The following set of heuristics is a correction:

  1. Make it work.
  2. Make it right (the code is readable [uses IntentionRevealingNames] and every idea is expressed OnceAndOnlyOnce).
  3. Make everything work.
  4. Make everything right.
  5. Use the system and find performance bottlenecks.
  6. Use a profiler in those bottlenecks to determine what needs to be optimized. See ProfileBeforeOptimizing.
  7. Make it fast. You maintained unit tests, right? Then you can refactor the code mercilessly in order to improve the performance.
-- GuillermoSchwarz

I'm not sure you can't know where your bottlenecks are going to be. Don't you guys do order estimates before you code? -- Anonymous

As in BigOh order? You could, but those are sensitive to data set size and other factors that you might not know ahead of time, or that could change over time during development. A team could expend much effort coding an nlogn solution in the belief that the customer's assertion that the data is enormous or the performance factor is critical, only to find out in acceptance tests that the customer's idea of 'enormous' is laughably small. If it does turn out to be a suboptimal algorithm, BigOh can tell you where you are and what your choices for better solutions might be. Better to get a correct solution as outlined above, and then when performance bottlenecks are found, use BigOh to determine if the bottleneck is genuinely caused by that order n^2 code or by the fact that the data is being read over NFS instead of off a local disk. -- StevenNewton


This was originally attributed to "CarHoare" above, but tracking down the origin of this quote I found that it was actually Knuth who said it first. Although Knuth did calls it "Hoare's dictum" 15 years later, Hoare himself disclaimed it. See http://shreevatsa.wordpress.com/2008/05/16/premature-optimization-is-the-root-of-all-evil/ I think we can assume, with fair certainty, that Knuth was the first to use the phrase, and that it passed into folkore subsequently, leading to the wrong people being credited. Does anyone have any further information? -- ShreevatsaR


Absolute statements are the root of all evil. If you optimize too much upfront, you may have wasted time on something that was unnecessary. If you don't optimize upfront, you may waste time later reorganizing a lot of code or the customer may suffer in silence (realizing it's often too late to complain once the produce is "finished".)

The same applies to design in general. If you design too much upfront, you may have wasted time abstracting cases that will never be used. If you don't design upfront, you may waste time later reorganizing...

The key is balance. There are no answers, only questions.


We all become what we do. Do junk and you will only be a good junk producer. Do marvels and you will become better and better at it.

It takes quite a while to learn how to do well.
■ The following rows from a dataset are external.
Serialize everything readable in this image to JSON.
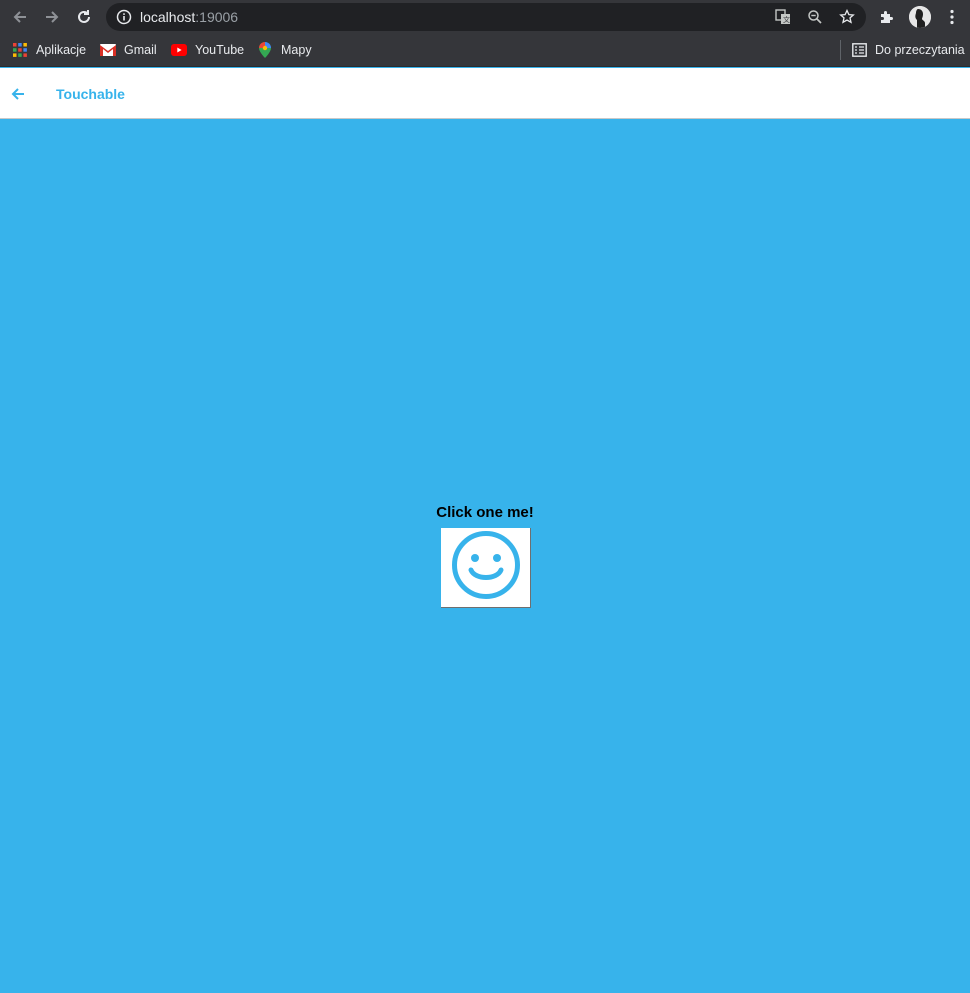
{
  "browser": {
    "url_host": "localhost",
    "url_port": ":19006",
    "bookmarks": [
      {
        "label": "Aplikacje",
        "icon": "apps-grid-icon"
      },
      {
        "label": "Gmail",
        "icon": "gmail-icon"
      },
      {
        "label": "YouTube",
        "icon": "youtube-icon"
      },
      {
        "label": "Mapy",
        "icon": "maps-pin-icon"
      }
    ],
    "reading_list": "Do przeczytania"
  },
  "header": {
    "title": "Touchable",
    "back_icon": "back-arrow-icon"
  },
  "main": {
    "prompt": "Click one me!",
    "touchable_icon": "smiley-face-icon"
  },
  "colors": {
    "accent": "#37b3eb",
    "background": "#37b3eb",
    "header_bg": "#ffffff"
  }
}
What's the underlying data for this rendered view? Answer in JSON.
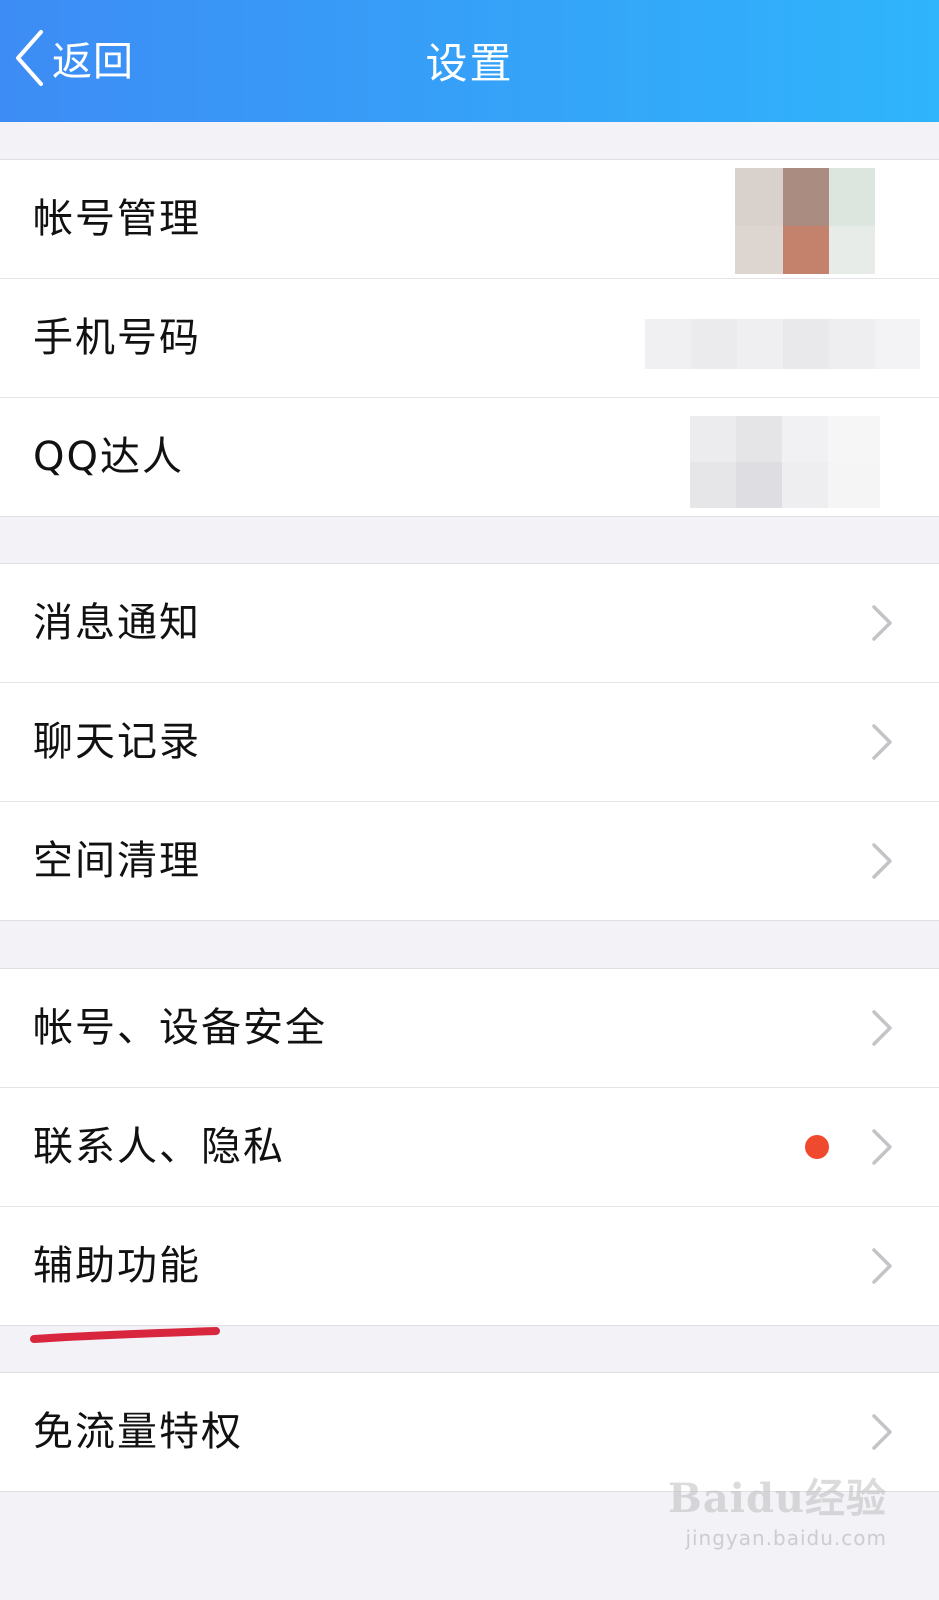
{
  "header": {
    "back_label": "返回",
    "title": "设置",
    "background_from": "#3d8cf5",
    "background_to": "#2fb5fb"
  },
  "group1": [
    {
      "label": "帐号管理",
      "value_obscured": true
    },
    {
      "label": "手机号码",
      "value_obscured": true
    },
    {
      "label": "QQ达人",
      "value_obscured": true
    }
  ],
  "group2": [
    {
      "label": "消息通知",
      "icon": "chevron-right-icon"
    },
    {
      "label": "聊天记录",
      "icon": "chevron-right-icon"
    },
    {
      "label": "空间清理",
      "icon": "chevron-right-icon"
    }
  ],
  "group3": [
    {
      "label": "帐号、设备安全",
      "icon": "chevron-right-icon"
    },
    {
      "label": "联系人、隐私",
      "icon": "chevron-right-icon",
      "badge": "red-dot",
      "badge_color": "#f04a2e"
    },
    {
      "label": "辅助功能",
      "icon": "chevron-right-icon",
      "annotated": true,
      "annotation_color": "#d9263f"
    }
  ],
  "group4": [
    {
      "label": "免流量特权",
      "icon": "chevron-right-icon"
    }
  ],
  "watermark": {
    "brand": "Baidu经验",
    "url": "jingyan.baidu.com"
  }
}
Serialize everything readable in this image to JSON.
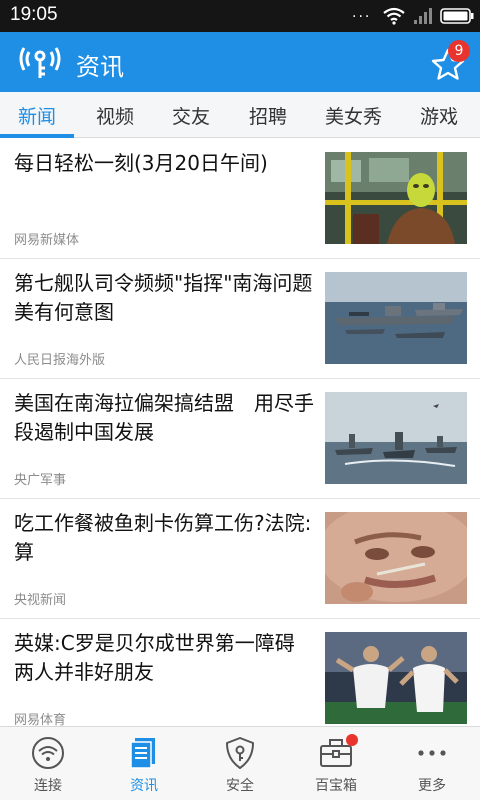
{
  "status_bar": {
    "time": "19:05",
    "dots": "···"
  },
  "header": {
    "title": "资讯",
    "favorites_badge": "9"
  },
  "tabs": [
    {
      "label": "新闻",
      "active": true
    },
    {
      "label": "视频"
    },
    {
      "label": "交友"
    },
    {
      "label": "招聘"
    },
    {
      "label": "美女秀"
    },
    {
      "label": "游戏"
    }
  ],
  "news": [
    {
      "headline": "每日轻松一刻(3月20日午间)",
      "source": "网易新媒体"
    },
    {
      "headline": "第七舰队司令频频\"指挥\"南海问题 美有何意图",
      "source": "人民日报海外版"
    },
    {
      "headline": "美国在南海拉偏架搞结盟　用尽手段遏制中国发展",
      "source": "央广军事"
    },
    {
      "headline": "吃工作餐被鱼刺卡伤算工伤?法院:算",
      "source": "央视新闻"
    },
    {
      "headline": "英媒:C罗是贝尔成世界第一障碍 两人并非好朋友",
      "source": "网易体育"
    }
  ],
  "bottom_nav": [
    {
      "label": "连接"
    },
    {
      "label": "资讯",
      "active": true
    },
    {
      "label": "安全"
    },
    {
      "label": "百宝箱"
    },
    {
      "label": "更多"
    }
  ],
  "colors": {
    "accent": "#1f8fe6",
    "badge": "#e8342c",
    "status_bar": "#151515"
  }
}
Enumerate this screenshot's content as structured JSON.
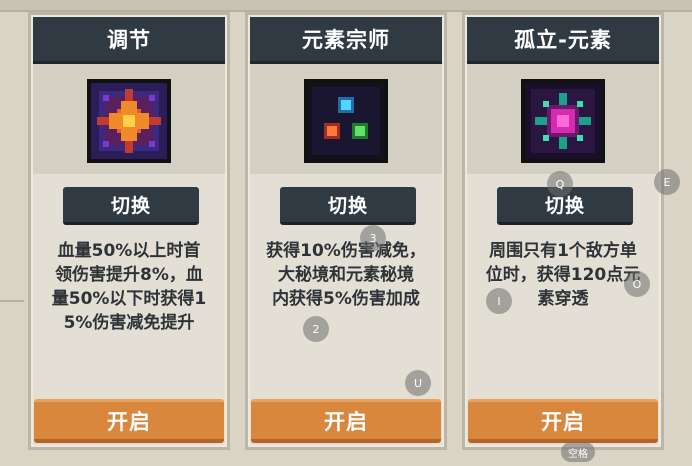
{
  "cards": [
    {
      "title": "调节",
      "icon": "radiant-star-icon",
      "switch_label": "切换",
      "description": "血量50%以上时首\n领伤害提升8%，血\n量50%以下时获得1\n5%伤害减免提升",
      "enable_label": "开启"
    },
    {
      "title": "元素宗师",
      "icon": "three-element-orbs-icon",
      "switch_label": "切换",
      "description": "获得10%伤害减免，\n大秘境和元素秘境\n内获得5%伤害加成",
      "enable_label": "开启"
    },
    {
      "title": "孤立-元素",
      "icon": "pink-crystal-icon",
      "switch_label": "切换",
      "description": "周围只有1个敌方单\n位时，获得120点元\n素穿透",
      "enable_label": "开启"
    }
  ],
  "key_hints": {
    "q": "Q",
    "e": "E",
    "k3": "3",
    "k2": "2",
    "i": "I",
    "o": "O",
    "u": "U",
    "space": "空格"
  },
  "colors": {
    "header": "#2f3a42",
    "enable": "#d9873d",
    "background": "#d9d4c6"
  }
}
But it pays also.

If you have enough grey matter, that's a no-brainer: do it as well as possible. <-- oxymoron?


After a month in production, I recently finished un-breaking a process I rewrote from scratch for my company. Despite painstaking efforts to replicate the production environment elsewhere, we couldn't reproduce it in any environment but production. At wits' end, I finally got approval to run production data through the system on my development workstation. Lo and behold, the same symptoms manifested plain as day. I profiled the application and traced the CPU load to an XSL transformation.

As it turns out, early on in the design I had thought it would be a good idea to execute XSL transforms in parallel, because these were CPU bound and we had 4 cores in production. So I had thrown the transformation into a thread pool. Unfortunately, the specific configuration of data in production somehow caused the thread pool to run out of control, overloading the CPU and causing timeouts leading to data loss. I dialed the thread pool down to a single thread, and everything just worked.

I now have a post-it note on my monitor that says, in all caps, OptimizeLater!